In these fantasy versions, Harry is a beautiful mercreature adapting to life on land; captured by a Victorian scientist, she is poked, prodded and paraded around, treated as a curio rather than an individual. For Jo, her story veers into the far future, where she is an android whose sole role is carrying Gabby’s baby and is not permitted much of a personality beyond that.
These sequences contrast with the realities presented in the first act and help illuminate how we treat women, both cis and trans, with the pressure to conform and behave in particular ways. But throughout them, one yearns for Bush’s simple honesty in Act I, to explore the journeys of her characters with the same forthrightness, humour, and heartache.
The team of four supporting actors, who pop in to narrate, Greek chorus-style, in both elevated poesy and song (accompanied by composer and musical director Jennifer Whyte’s three-person band), help to give the script the same sort of heightened form that made Bush’s book for Standing at the Sky’s Edge so enjoyable.
So yes, even with misgivings about the fantasy diversions, Otherland remains a significant work.
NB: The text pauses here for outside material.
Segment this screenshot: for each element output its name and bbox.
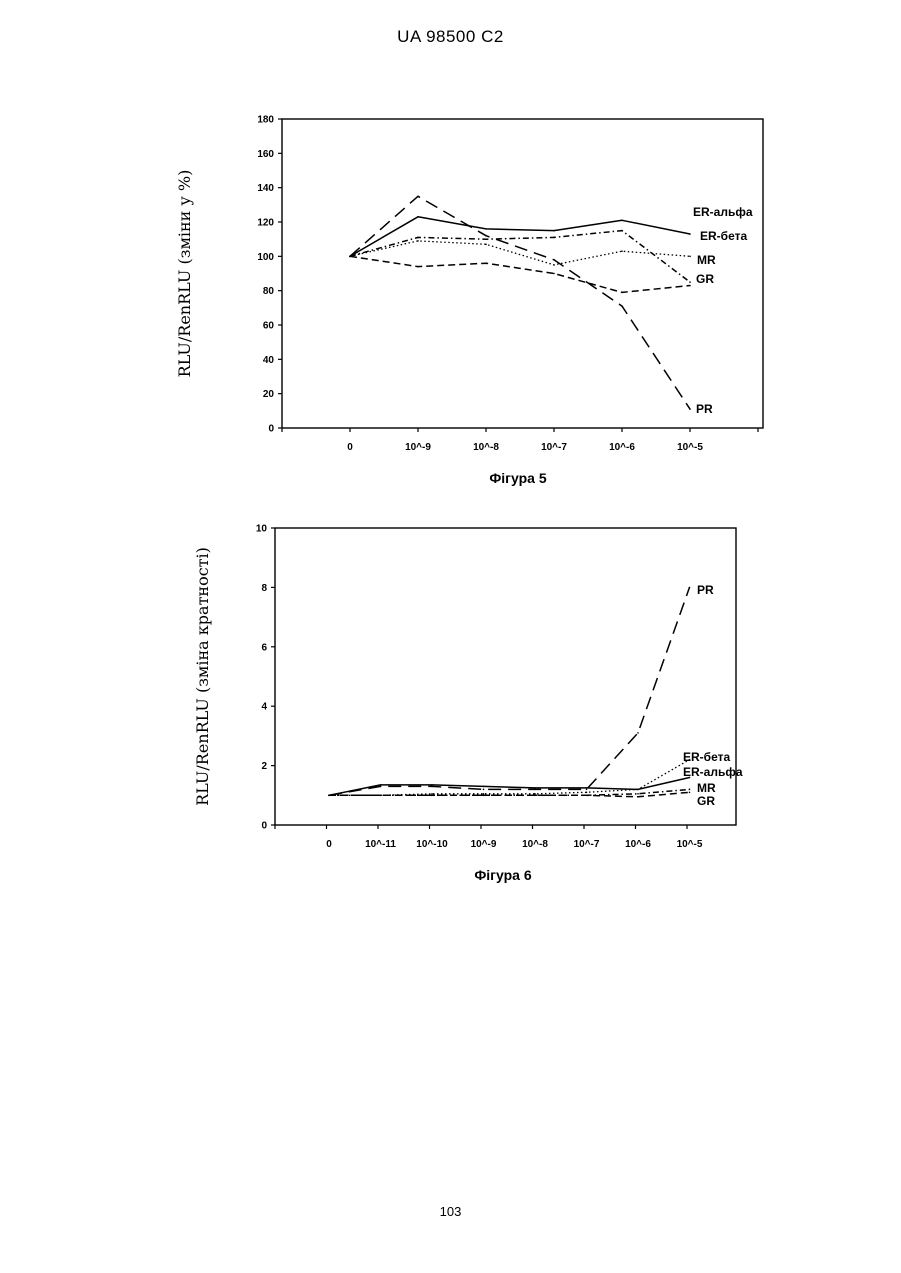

It lays out the experience of trans women without denying the pressures felt by many about what being a woman really is (discussions about whether Harry could, or should, join a women’s march underlying the point without bludgeoning us with it). Bush successfully avoids the pigeonhole of the Big Trans Play™, but at the same time, that is what she has created. Otherland is not a “worthy” piece – what it is instead is worthwhile, moving, and very much needed.